Nielsen notes that community features are particularly useful on intranets The reasons communities work better on intranets also explains why they're often less useful on the open Internet:

  • A company's employees are an actual community with a crucial shared interest: succeeding in business.
  • Employees are pre-vetted: they've been hired and thus presumably have a minimum quality level. In contrast, on the Web, most people are bozos and not worth listening to.
  • Although some intranet communities — such as those around internal classified ads — are aimed at lightening up the workplace, most intranet communities are tightly focused on company projects. Discussions stay on topic rather than wandering all over the map.
  • Intranet users are accountable for their postings and care about their reputation among colleagues and bosses. As a result, postings aim to be productive instead of destructive or flaming.
  • Small groups of people who know each other are less susceptible to social loafing, so more users contribute to intranet community features. In contrast, Internet communities suffer from participation inequality, where most users never contribute and the most active 1% of people dominate the discussions.

As an extremely rough guideline, here's Nielsen's advice as to what the percentage of Web 2.0 infusion that might benefit different types of user experience:

  • Informational/Marketing website (whether corporate, government, or non-profit): 10%
  • E-commerce site: 20%
  • Media site: 30%
  • Intranets: 40%
  • Applications: 50%

Applications score so high because users perform actions repeatedly and thus truly benefit from rich UI possibilities.
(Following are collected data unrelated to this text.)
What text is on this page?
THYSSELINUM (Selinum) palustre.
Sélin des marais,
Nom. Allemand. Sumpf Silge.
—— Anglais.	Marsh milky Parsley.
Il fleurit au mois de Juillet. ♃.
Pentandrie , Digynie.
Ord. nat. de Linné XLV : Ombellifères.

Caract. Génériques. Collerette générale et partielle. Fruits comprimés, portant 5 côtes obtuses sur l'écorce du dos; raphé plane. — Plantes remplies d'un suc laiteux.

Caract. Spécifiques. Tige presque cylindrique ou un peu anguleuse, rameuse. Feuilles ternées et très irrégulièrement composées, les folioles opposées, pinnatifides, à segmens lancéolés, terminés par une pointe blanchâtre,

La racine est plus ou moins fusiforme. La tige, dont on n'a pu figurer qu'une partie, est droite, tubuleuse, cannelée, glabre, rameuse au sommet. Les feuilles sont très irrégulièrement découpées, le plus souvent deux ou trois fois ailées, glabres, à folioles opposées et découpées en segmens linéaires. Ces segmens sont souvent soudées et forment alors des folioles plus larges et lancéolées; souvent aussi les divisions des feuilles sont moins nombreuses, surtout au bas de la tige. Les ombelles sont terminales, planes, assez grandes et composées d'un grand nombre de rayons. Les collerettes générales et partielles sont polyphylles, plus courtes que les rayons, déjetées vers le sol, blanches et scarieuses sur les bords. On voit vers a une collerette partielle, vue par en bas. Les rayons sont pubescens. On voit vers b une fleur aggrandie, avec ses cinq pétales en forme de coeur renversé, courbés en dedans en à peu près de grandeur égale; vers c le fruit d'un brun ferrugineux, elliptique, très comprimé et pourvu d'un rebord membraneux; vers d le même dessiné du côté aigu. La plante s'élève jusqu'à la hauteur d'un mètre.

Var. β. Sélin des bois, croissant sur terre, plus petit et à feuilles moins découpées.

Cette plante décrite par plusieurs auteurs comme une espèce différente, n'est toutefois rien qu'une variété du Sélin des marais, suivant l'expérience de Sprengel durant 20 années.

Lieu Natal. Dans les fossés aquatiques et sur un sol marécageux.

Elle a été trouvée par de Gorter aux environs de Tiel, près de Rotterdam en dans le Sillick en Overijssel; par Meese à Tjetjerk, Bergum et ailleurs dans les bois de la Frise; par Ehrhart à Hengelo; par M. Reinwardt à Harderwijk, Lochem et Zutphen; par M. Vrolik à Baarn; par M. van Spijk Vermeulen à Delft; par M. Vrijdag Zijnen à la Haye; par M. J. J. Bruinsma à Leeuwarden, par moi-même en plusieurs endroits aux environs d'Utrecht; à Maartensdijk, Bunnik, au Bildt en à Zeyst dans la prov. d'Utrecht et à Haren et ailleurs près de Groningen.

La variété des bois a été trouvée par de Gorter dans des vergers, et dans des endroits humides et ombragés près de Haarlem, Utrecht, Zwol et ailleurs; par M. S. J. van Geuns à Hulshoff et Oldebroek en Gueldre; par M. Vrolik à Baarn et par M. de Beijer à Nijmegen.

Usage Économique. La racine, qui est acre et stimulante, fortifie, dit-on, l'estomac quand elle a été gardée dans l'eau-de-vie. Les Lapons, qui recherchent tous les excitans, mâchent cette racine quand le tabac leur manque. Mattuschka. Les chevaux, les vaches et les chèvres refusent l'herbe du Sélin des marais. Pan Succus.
In contrast, mainstream websites have very few repeated actions that justify the added complexity of a full GUI's shortcuts.
For website usability, the problem is not whether a specific operation takes 1 second or 10 seconds; people typically perform each operation only once or twice. The problem for websites is the 5-10 minutes users lose when they do something wrong because the site is too complicated. (After such an experience, they usually leave — and you lose the business.) Simplicity is more important than efficiency for done-once actions.